Partage des biens dans le divorce à l'amiable : comprendre la liquidation de votre régime matrimonial en 2026
Divorcer à l'amiable, c'est choisir le dialogue plutôt que l'affrontement. Mais même dans la sérénité, une question revient toujours : comment partager ce que vous avez construit ensemble ? La liquidation du régime matrimonial est une étape incontournable. Elle peut sembler complexe, mais avec les bons repères, vous pouvez l'aborder avec calme et clarté.

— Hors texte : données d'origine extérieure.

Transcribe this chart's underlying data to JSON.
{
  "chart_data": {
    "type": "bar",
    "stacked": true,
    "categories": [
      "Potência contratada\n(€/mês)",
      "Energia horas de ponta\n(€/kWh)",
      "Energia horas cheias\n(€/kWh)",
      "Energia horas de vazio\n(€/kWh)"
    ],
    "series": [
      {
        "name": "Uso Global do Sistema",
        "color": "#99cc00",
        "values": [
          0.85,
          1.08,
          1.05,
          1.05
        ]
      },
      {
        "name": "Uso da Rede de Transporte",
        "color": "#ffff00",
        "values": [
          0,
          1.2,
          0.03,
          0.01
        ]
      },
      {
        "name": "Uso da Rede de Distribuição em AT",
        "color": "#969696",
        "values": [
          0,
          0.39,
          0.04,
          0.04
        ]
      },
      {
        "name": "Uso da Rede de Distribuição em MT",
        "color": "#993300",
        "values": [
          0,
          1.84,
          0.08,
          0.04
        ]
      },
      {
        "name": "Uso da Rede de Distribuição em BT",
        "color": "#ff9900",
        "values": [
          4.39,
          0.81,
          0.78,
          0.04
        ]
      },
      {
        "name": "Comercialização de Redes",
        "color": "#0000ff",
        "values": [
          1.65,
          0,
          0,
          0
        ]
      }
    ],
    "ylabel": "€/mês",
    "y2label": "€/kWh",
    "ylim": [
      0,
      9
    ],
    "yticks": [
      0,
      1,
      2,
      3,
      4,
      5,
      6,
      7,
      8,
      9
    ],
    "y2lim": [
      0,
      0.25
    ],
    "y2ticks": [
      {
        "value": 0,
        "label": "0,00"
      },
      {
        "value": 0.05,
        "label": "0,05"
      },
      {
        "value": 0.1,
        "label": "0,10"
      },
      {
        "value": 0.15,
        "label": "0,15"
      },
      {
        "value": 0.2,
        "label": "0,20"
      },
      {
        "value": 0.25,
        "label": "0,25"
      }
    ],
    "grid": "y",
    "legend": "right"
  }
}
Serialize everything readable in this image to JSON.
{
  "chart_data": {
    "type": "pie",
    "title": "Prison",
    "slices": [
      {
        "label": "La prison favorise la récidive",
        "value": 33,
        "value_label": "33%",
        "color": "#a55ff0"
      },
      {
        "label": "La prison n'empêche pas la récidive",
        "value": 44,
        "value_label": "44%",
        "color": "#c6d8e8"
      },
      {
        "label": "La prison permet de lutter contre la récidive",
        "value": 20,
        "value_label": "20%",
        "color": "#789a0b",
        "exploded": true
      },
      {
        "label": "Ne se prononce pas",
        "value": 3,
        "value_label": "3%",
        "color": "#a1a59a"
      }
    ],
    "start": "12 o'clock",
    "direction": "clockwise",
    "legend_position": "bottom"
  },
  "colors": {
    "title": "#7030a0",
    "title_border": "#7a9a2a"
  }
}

Nous sommes là pour vous guider, pas à pas.
En bref :
- En France, 80 % des couples mariés sont soumis au régime légal de la communauté réduite aux acquêts (source : Ministère de la Justice, 2024).
- La convention de divorce doit obligatoirement inclure un état liquidatif du régime matrimonial si le couple possède des biens immobiliers (article 229-3 du Code civil).
- Le délai légal de réflexion avant signature est de 15 jours après réception du projet de convention (article 229-4 du Code civil).
- En cas de désaccord sur le partage, un notaire peut être mandaté pour établir l'acte de liquidation, avec des honoraires réglementés autour de 1 % à 2,5 % de la valeur des biens partagés.
Qu'est-ce que la liquidation du régime matrimonial dans un divorce amiable ?
La liquidation du régime matrimonial désigne l'opération juridique qui consiste à identifier, évaluer et répartir l'ensemble des biens et dettes du couple au moment du divorce. En d'autres termes, c'est le moment où l'on fait les comptes.
Dans le cadre d'un divorce par consentement mutuel (aussi appelé divorce amiable), cette liquidation est intégrée à la convention de divorce rédigée par les avocats des deux époux. Selon l'article 229-1 du Code civil, ce type de divorce repose sur un accord total entre les époux, y compris sur le sort de leurs biens.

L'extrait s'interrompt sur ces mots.